Plaignant
M. André Charbonneau
Mis en cause
M. Michel Morin, journaliste, M. Marc Gilbert, directeur des nouvelles télévisées, M. Guy Filion, adjoint au directeur des programmes, Information-télévision et la Société Radio-Canada
Résumé de la plainte
M. André Charbonneau porte plainte contre le journaliste Michel Morin et la Société Radio-Canada pour la diffusion d’un reportage, le 11 juin 2003. Le journaliste aurait délibérément camouflé des informations au public et aurait volontairement donné une information incomplète ou trompeuse sur la personne du plaignant.
Griefs du plaignant
LETTRE DE PLAINTE DU 27 JUILLET 2003
M. André Charbonneau a fait parvenir une première lettre au Conseil de presse, le 27 juillet 2003, dans laquelle il entendait porter plainte contre le journaliste Michel Morin et la Société Radio-Canada, suite à un reportage diffusé le 11 juin 2003. Il demande au Conseil d’obtenir copie de ce reportage pour qu’il puisse compléter les motifs de sa plainte.
Dans cette même lettre, il porte plainte à l’encontre de Marc Gilbert qui à ce moment-là était directeur des nouvelles télévisées. Il accuse M. Gilbert de lui avoir donné une réponse «volontairement fausse », à propos du journaliste.
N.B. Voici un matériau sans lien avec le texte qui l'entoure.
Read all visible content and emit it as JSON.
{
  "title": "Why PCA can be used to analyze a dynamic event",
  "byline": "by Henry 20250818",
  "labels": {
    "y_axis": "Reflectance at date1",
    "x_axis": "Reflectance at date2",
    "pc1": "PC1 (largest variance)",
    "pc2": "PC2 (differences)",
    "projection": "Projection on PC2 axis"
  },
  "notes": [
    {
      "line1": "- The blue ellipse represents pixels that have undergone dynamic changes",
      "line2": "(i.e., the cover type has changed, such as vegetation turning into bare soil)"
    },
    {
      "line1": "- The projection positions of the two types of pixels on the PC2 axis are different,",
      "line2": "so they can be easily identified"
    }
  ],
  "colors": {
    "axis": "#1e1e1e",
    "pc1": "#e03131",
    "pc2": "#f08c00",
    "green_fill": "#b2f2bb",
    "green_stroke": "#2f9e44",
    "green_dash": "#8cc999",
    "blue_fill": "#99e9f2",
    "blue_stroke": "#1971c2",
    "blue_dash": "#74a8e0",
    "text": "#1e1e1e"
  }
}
LETTRE DE PLAINTE DU 11 DÉCEMBRE 2003
M. Charbonneau précise que sa lettre sera courte et précise. Il accuse le journaliste d’avoir délibérément camouflé au public que MM. Réjean Cossette et Sylvain Larose qui apparaissent dans le reportage, étaient eux aussi poursuivis par la Commission des valeurs mobilières du Québec (CVMQ). De plus, le plaignant signale que le procès de M. Larose était continuellement remis et qu’il avait agi à titre de délateur et que M. Cossette est décédé 45 minutes après son contre-interrogatoire dans une collision frontale. Le journaliste a laissé un coaccusé et délateur le traiter de «super menteur » ajoute-il.
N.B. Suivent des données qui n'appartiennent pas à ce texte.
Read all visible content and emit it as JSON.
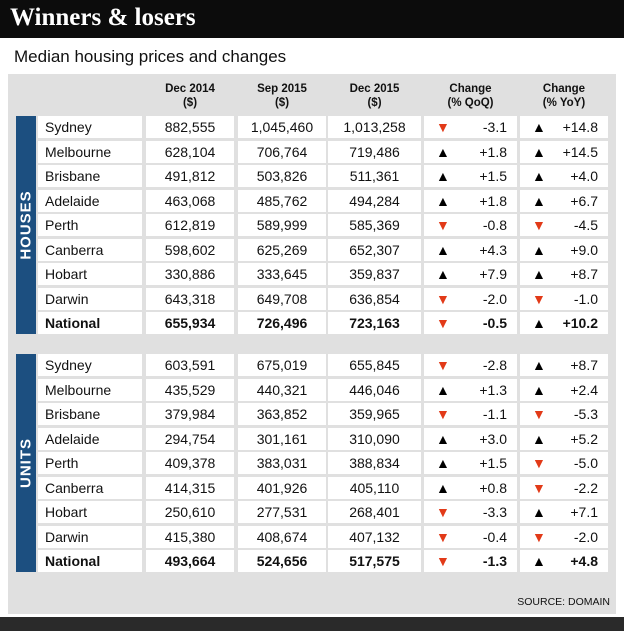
{
  "title": "Winners & losers",
  "subtitle": "Median housing prices and changes",
  "headers": {
    "dec2014": [
      "Dec 2014",
      "($)"
    ],
    "sep2015": [
      "Sep 2015",
      "($)"
    ],
    "dec2015": [
      "Dec 2015",
      "($)"
    ],
    "qoq": [
      "Change",
      "(% QoQ)"
    ],
    "yoy": [
      "Change",
      "(% YoY)"
    ]
  },
  "sections": [
    {
      "label": "HOUSES",
      "rows": [
        {
          "city": "Sydney",
          "dec2014": "882,555",
          "sep2015": "1,045,460",
          "dec2015": "1,013,258",
          "qoq": "-3.1",
          "qoq_dir": "down",
          "yoy": "+14.8",
          "yoy_dir": "up"
        },
        {
          "city": "Melbourne",
          "dec2014": "628,104",
          "sep2015": "706,764",
          "dec2015": "719,486",
          "qoq": "+1.8",
          "qoq_dir": "up",
          "yoy": "+14.5",
          "yoy_dir": "up"
        },
        {
          "city": "Brisbane",
          "dec2014": "491,812",
          "sep2015": "503,826",
          "dec2015": "511,361",
          "qoq": "+1.5",
          "qoq_dir": "up",
          "yoy": "+4.0",
          "yoy_dir": "up"
        },
        {
          "city": "Adelaide",
          "dec2014": "463,068",
          "sep2015": "485,762",
          "dec2015": "494,284",
          "qoq": "+1.8",
          "qoq_dir": "up",
          "yoy": "+6.7",
          "yoy_dir": "up"
        },
        {
          "city": "Perth",
          "dec2014": "612,819",
          "sep2015": "589,999",
          "dec2015": "585,369",
          "qoq": "-0.8",
          "qoq_dir": "down",
          "yoy": "-4.5",
          "yoy_dir": "down"
        },
        {
          "city": "Canberra",
          "dec2014": "598,602",
          "sep2015": "625,269",
          "dec2015": "652,307",
          "qoq": "+4.3",
          "qoq_dir": "up",
          "yoy": "+9.0",
          "yoy_dir": "up"
        },
        {
          "city": "Hobart",
          "dec2014": "330,886",
          "sep2015": "333,645",
          "dec2015": "359,837",
          "qoq": "+7.9",
          "qoq_dir": "up",
          "yoy": "+8.7",
          "yoy_dir": "up"
        },
        {
          "city": "Darwin",
          "dec2014": "643,318",
          "sep2015": "649,708",
          "dec2015": "636,854",
          "qoq": "-2.0",
          "qoq_dir": "down",
          "yoy": "-1.0",
          "yoy_dir": "down"
        },
        {
          "city": "National",
          "dec2014": "655,934",
          "sep2015": "726,496",
          "dec2015": "723,163",
          "qoq": "-0.5",
          "qoq_dir": "down",
          "yoy": "+10.2",
          "yoy_dir": "up",
          "bold": true
        }
      ]
    },
    {
      "label": "UNITS",
      "rows": [
        {
          "city": "Sydney",
          "dec2014": "603,591",
          "sep2015": "675,019",
          "dec2015": "655,845",
          "qoq": "-2.8",
          "qoq_dir": "down",
          "yoy": "+8.7",
          "yoy_dir": "up"
        },
        {
          "city": "Melbourne",
          "dec2014": "435,529",
          "sep2015": "440,321",
          "dec2015": "446,046",
          "qoq": "+1.3",
          "qoq_dir": "up",
          "yoy": "+2.4",
          "yoy_dir": "up"
        },
        {
          "city": "Brisbane",
          "dec2014": "379,984",
          "sep2015": "363,852",
          "dec2015": "359,965",
          "qoq": "-1.1",
          "qoq_dir": "down",
          "yoy": "-5.3",
          "yoy_dir": "down"
        },
        {
          "city": "Adelaide",
          "dec2014": "294,754",
          "sep2015": "301,161",
          "dec2015": "310,090",
          "qoq": "+3.0",
          "qoq_dir": "up",
          "yoy": "+5.2",
          "yoy_dir": "up"
        },
        {
          "city": "Perth",
          "dec2014": "409,378",
          "sep2015": "383,031",
          "dec2015": "388,834",
          "qoq": "+1.5",
          "qoq_dir": "up",
          "yoy": "-5.0",
          "yoy_dir": "down"
        },
        {
          "city": "Canberra",
          "dec2014": "414,315",
          "sep2015": "401,926",
          "dec2015": "405,110",
          "qoq": "+0.8",
          "qoq_dir": "up",
          "yoy": "-2.2",
          "yoy_dir": "down"
        },
        {
          "city": "Hobart",
          "dec2014": "250,610",
          "sep2015": "277,531",
          "dec2015": "268,401",
          "qoq": "-3.3",
          "qoq_dir": "down",
          "yoy": "+7.1",
          "yoy_dir": "up"
        },
        {
          "city": "Darwin",
          "dec2014": "415,380",
          "sep2015": "408,674",
          "dec2015": "407,132",
          "qoq": "-0.4",
          "qoq_dir": "down",
          "yoy": "-2.0",
          "yoy_dir": "down"
        },
        {
          "city": "National",
          "dec2014": "493,664",
          "sep2015": "524,656",
          "dec2015": "517,575",
          "qoq": "-1.3",
          "qoq_dir": "down",
          "yoy": "+4.8",
          "yoy_dir": "up",
          "bold": true
        }
      ]
    }
  ],
  "source": "SOURCE: DOMAIN",
  "colors": {
    "up_arrow": "#000000",
    "down_arrow": "#e23a18",
    "side_label": "#1c4f80",
    "title_bg": "#0c0c0c",
    "panel_bg": "#e0e0e0"
  },
  "icons": {
    "up": "up-triangle-icon",
    "down": "down-triangle-icon"
  }
}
Le plaignant insiste sur le fait que «tout le monde et M. Morin » savent qu’il n’a jamais été président de l’Alternative cie d’assurance sur la vie.
Finalement, M. Gilbert lui a mentionné que M. Morin n’a jamais été reconnu coupable par le Conseil de presse. M. Charbonneau souligne qu’une simple recherche élémentaire prouve le contraire. « Comment voulez-vous qu’ils informent honnêtement le public lorsqu’ils ne peuvent même pas le faire sur eux-mêmes. »
Le plaignant mentionne qu’il a à la disponibilité du Conseil, cassettes juridiques, copie du dossier du délateur Larose ou Cossette au pénal ou de la culpabilité de M. Cossette avec le Bureau des services financiers ou les fausses déclarations assermentées de ces deux messieurs.
M. Charbonneau souhaite une décision sévère et exemplaire à l’égard de MM. Morin et Gilbert, de la part des membres du Conseil.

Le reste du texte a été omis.